Catalyst Paper looking ahead in 2016
March 1, 2016 – Catalyst Paper has put measures in place for sustained improvement in 2016 as part of the financial losses suffered in 2015.
March 1, 2016 By Andrew Macklin
In the fourth quarter, the company incurred a net loss of $26.3 million and a net loss of $10.0 million before specific items. This compares to a net loss of $12.9 million and earnings of $8.4 million before specific items in the third quarter. As a result of the significant maintenance expenditures in the fourth quarter and the deposit of the countervailing duties to the U.S., free cash flow in the fourth quarter was negative $11.4 million.
Fourth quarter results were impacted by the completion of major planned maintenance outages of $17.4 million in addition to the impact of the imposition of countervailing duties on exports to the United States of supercalendered paper including associated legal fees and duties of $4.5 million.
Results for the Year
Consistent with Catalyst’s plans, the company moved from the integration and investment of its newly-acquired U.S. assets in the first half of 2015 to execution of its integrated business plan in the second half of the year.
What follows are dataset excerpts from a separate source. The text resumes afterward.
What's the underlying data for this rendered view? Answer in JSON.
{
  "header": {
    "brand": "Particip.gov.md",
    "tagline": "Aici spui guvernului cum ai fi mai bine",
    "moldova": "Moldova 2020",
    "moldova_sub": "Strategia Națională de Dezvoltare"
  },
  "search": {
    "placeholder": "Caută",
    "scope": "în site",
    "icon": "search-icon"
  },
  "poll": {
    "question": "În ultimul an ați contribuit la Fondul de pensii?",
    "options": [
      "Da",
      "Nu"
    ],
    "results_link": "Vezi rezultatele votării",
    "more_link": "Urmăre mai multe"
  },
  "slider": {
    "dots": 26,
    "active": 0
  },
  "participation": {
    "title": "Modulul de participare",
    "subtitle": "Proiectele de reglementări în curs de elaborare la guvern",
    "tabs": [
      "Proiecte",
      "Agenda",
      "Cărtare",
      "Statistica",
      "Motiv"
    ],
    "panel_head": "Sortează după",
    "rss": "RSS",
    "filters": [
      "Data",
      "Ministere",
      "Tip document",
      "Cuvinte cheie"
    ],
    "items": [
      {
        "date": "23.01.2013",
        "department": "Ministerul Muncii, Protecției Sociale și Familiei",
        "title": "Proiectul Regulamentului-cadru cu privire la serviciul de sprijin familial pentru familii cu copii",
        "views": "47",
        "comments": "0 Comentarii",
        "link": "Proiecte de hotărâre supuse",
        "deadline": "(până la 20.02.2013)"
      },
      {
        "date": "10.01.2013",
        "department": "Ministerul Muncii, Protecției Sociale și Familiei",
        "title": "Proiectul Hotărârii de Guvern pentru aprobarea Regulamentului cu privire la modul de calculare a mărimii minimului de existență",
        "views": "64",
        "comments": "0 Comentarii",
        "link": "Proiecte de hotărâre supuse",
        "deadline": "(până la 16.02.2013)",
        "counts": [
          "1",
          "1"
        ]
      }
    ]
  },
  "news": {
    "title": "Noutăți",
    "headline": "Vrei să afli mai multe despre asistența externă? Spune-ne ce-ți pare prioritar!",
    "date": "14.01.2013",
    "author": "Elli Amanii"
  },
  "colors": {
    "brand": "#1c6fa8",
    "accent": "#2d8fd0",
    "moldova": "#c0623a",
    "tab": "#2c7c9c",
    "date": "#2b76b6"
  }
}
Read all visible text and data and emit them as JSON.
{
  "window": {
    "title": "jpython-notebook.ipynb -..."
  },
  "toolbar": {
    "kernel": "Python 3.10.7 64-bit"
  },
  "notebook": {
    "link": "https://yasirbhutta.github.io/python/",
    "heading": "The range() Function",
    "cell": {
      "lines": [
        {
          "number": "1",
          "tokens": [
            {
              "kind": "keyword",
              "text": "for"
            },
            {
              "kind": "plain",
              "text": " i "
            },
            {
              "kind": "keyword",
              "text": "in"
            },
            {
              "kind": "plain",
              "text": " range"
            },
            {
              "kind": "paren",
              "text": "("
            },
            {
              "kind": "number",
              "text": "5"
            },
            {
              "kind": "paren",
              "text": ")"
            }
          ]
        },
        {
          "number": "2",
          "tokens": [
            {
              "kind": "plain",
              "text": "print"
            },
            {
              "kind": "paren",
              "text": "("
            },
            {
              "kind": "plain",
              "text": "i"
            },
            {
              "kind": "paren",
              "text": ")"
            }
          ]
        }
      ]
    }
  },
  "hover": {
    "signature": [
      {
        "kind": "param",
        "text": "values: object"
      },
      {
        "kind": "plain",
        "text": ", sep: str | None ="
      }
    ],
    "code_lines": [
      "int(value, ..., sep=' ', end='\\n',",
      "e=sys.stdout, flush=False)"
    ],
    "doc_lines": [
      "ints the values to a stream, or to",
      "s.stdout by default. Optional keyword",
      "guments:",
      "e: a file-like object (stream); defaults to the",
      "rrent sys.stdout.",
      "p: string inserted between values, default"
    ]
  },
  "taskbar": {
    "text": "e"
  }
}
In the first half of 2015, the company reported negative EBITDA of $5.2 million compared to positive EBITDA of $53.9 million in the second half of the year.
The company recorded a net loss of $49.4 million and a net loss before specific items of $28.0 million in 2015. This compared to a net loss of $72.3 million and a net loss before specific items of $28.3 million in 2014. Free cash flow in 2015 was negative $37.6 million, compared to negative $17.2 million in 2014.
Adjusted EBITDA was negatively impacted by specific items of approximately $38 million, including the Rumford recovery boiler upgrade, the Crofton oxygen plant outage, significant second quarter market curtailments at the Rumford, Port Alberni and Powell River mills, as well as costs related to the imposition of countervailing duties on U.S. exports of supercalendered paper.
“The combination of strategic capital investments, market share growth, mill cost reduction programs, and product mix and optimization achievements, drove the step change in results in the second half of 2015,” said Joe Nemeth, president & chief executive officer. “The full implementation of these profit improvement programs is a key focus in 2016, and will provide the foundation for a sustainable improvement at Catalyst Paper.”
Catalyst ended 2015 with liquidity of $93.8 million, compared to liquidity of $86.2 million in the previous quarter.
In 2016, Catalyst is targeting further performance improvements in safety, productivity and costs by implementing its Revitalization Program at all of the company’s facilities. Work is underway at all facilities to develop safety programs and behaviours to achieve world-class performance.
The company expects that paper demand will decline in the first half of 2016 before rebounding in the seasonally stronger second half of the year. For NBSK pulp, Chinese buying patterns and requirements are expected to continue to drive the market in 2016.